Perhaps the brevity of their time together had enhanced the experience, made it grander, magical. It had seemed as if she’d appeared out of the mist and disappeared as quickly. No liaison of his had ever begun so unexpectedly and ended so abruptly.
He reached the garden door of his town house and went inside, brushing the raindrops off his coat and hair. He greeted his cook and housekeeper as he passed the kitchen and made his way up to the hall where his butler stopped him.
‘Sir, you have a caller,’ the butler said.
‘A caller?’ Oliver rarely had callers. He was not on society’s circuit of people whose favour one must court.
His butler, only a decade older than he, leaned closer. ‘A lady. She declined to give her name.’
Oliver’s brows rose. ‘You do not know her?’
Irwin typically had an excellent eye for faces and names, especially ladies’ names.
He shook his head. ‘She has been waiting over an hour.’
‘An hour?’ What lady would wait an hour for him? ‘Why did you not simply say I was out?’
Irwin appeared affronted. ‘I did say you were out. She insisted upon waiting.’
Oliver was always very careful that the ladies with whom he associated knew precisely the nature of the relationship. He did not want any of them to consider him so important they’d waste an hour waiting for him.
Irwin inclined his head towards the drawing room. ‘She waits in there.’
Oliver shrugged. He might as well discover who it was.
He opened the door, startling the woman who sat upon the sofa facing the fireplace. She stood and turned to him.
For a moment Oliver could not breathe.
‘Cecilia.’
Cecilia had forgotten how his presence affected her. His handsome face. His masculine grace. His riveting eyes. Unwillingly, her body flared in response to him. She’d not wished to seek him out, but what other choice did she have?
He hurried towards her. ‘But why are you here? How did you know—?’
‘Where to find you?’ She finished his question and felt somewhat embarrassed to admit to the answer. ‘I took one of your cards before I left. It gave your direction.’
She was wary of him, of how he would respond to her, of his reaction to what she must tell him.
To her surprise, he softened his voice. ‘I am delighted to see you, Cecilia. What is wrong? You seem distressed. Do you need my assistance?’
She had to turn away from him. From his kindness.
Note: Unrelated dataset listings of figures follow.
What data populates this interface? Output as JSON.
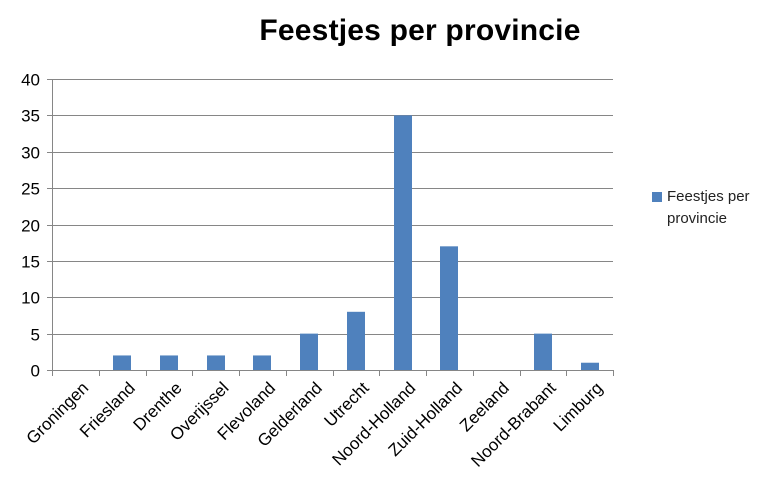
{
  "chart_data": {
    "type": "bar",
    "title": "Feestjes per provincie",
    "xlabel": "",
    "ylabel": "",
    "ylim": [
      0,
      40
    ],
    "ytick_values": [
      0,
      5,
      10,
      15,
      20,
      25,
      30,
      35,
      40
    ],
    "grid": true,
    "legend_position": "right",
    "categories": [
      "Groningen",
      "Friesland",
      "Drenthe",
      "Overijssel",
      "Flevoland",
      "Gelderland",
      "Utrecht",
      "Noord-Holland",
      "Zuid-Holland",
      "Zeeland",
      "Noord-Brabant",
      "Limburg"
    ],
    "series": [
      {
        "name": "Feestjes per provincie",
        "values": [
          0,
          2,
          2,
          2,
          2,
          5,
          8,
          35,
          17,
          0,
          5,
          1
        ],
        "color": "#4F81BD"
      }
    ]
  },
  "colors": {
    "bar": "#4F81BD",
    "gridline": "#868686",
    "axis": "#868686",
    "text": "#000000"
  }
}
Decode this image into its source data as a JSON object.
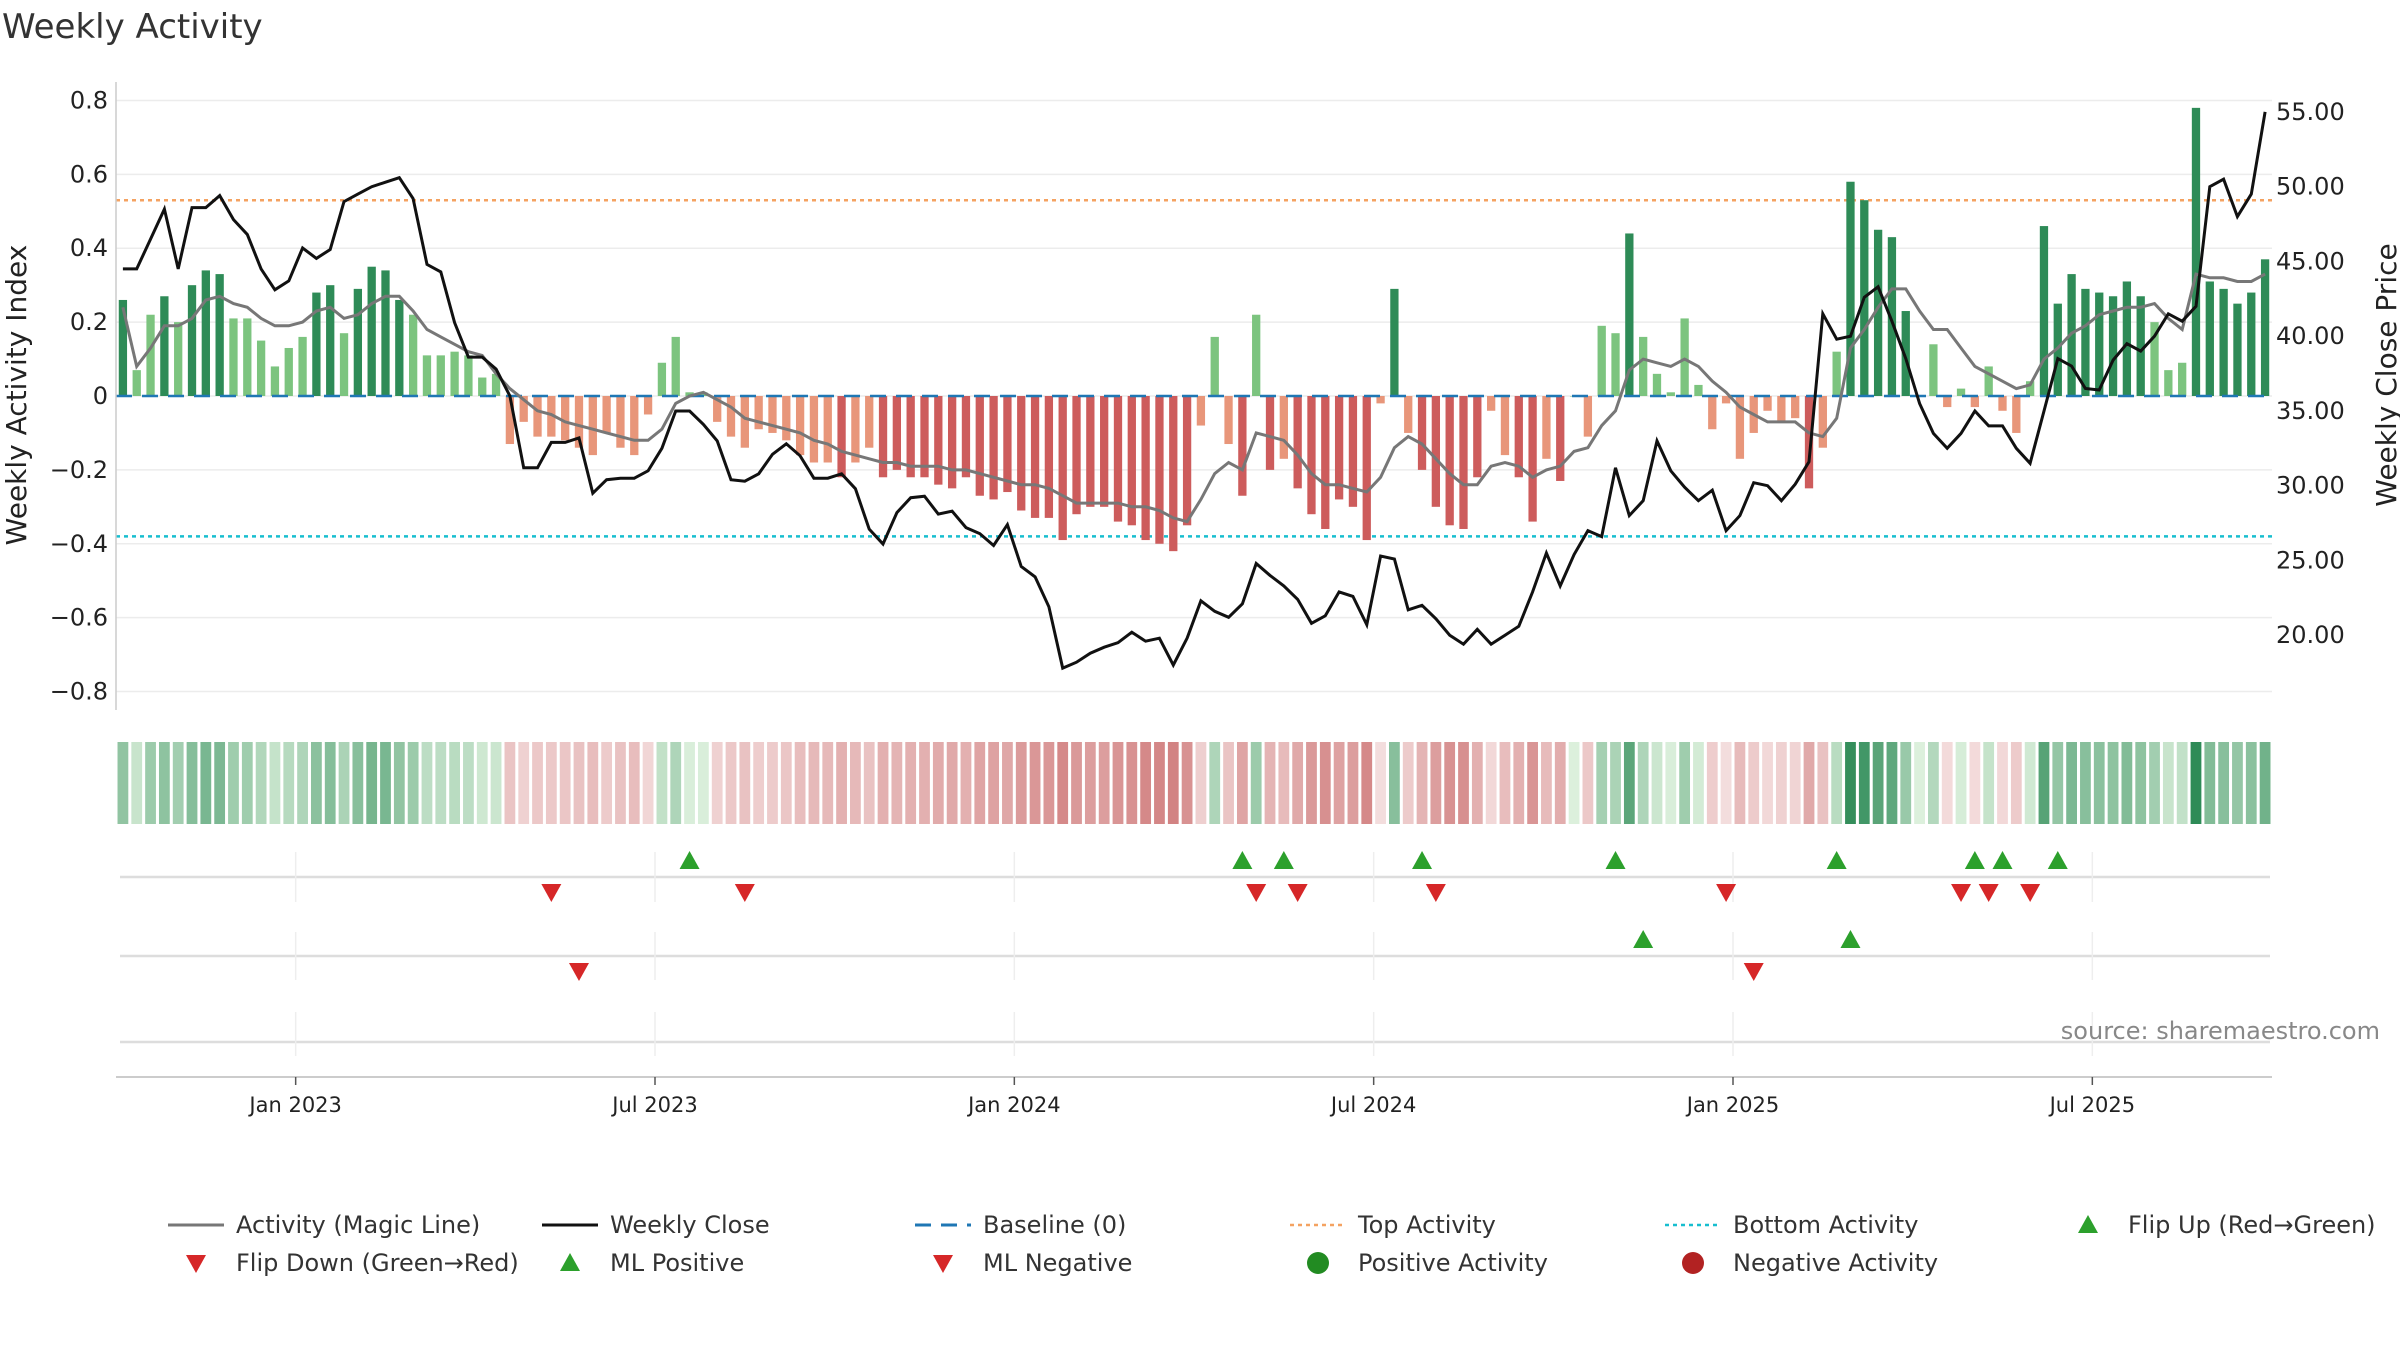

‘I never intended to come to you. I went first to my parents—my mother—’ Her voice cracked and she blinked away tears. The last thing she wanted was to weep in front of him. She wrestled her emotions back in control. ‘My mother and father refused to see me. I am dead to them, you see.’
She’d yearned for her mother. When everything fell so completely apart in Paris, she’d desperately yearned for her mother. She’d wanted to be enfolded in her mother’s arms and soothed and told everything would turn out all right. So many times after Duncan had beaten her she’d wished for her mother’s arms, but when Duncan was alive, it had been impossible. This time, though, with Duncan dead, she thought perhaps her parents would forgive her. She’d travelled first to their country house only to be told they were in London.
She then went to London, but they refused to see her.
You are dead to them, their butler, a man she’d known since childhood, had frostily told her.
So she came here. To Oliver.
She’d always known that her ruse as Madame Coquette would end some day. One night the man who’d paid for time did not fall for her excuses. He’d tried to take what he wanted. For a few frightening moments, it was as if her husband had returned from the dead to again force himself on her. Hercule had burst in and stopped him.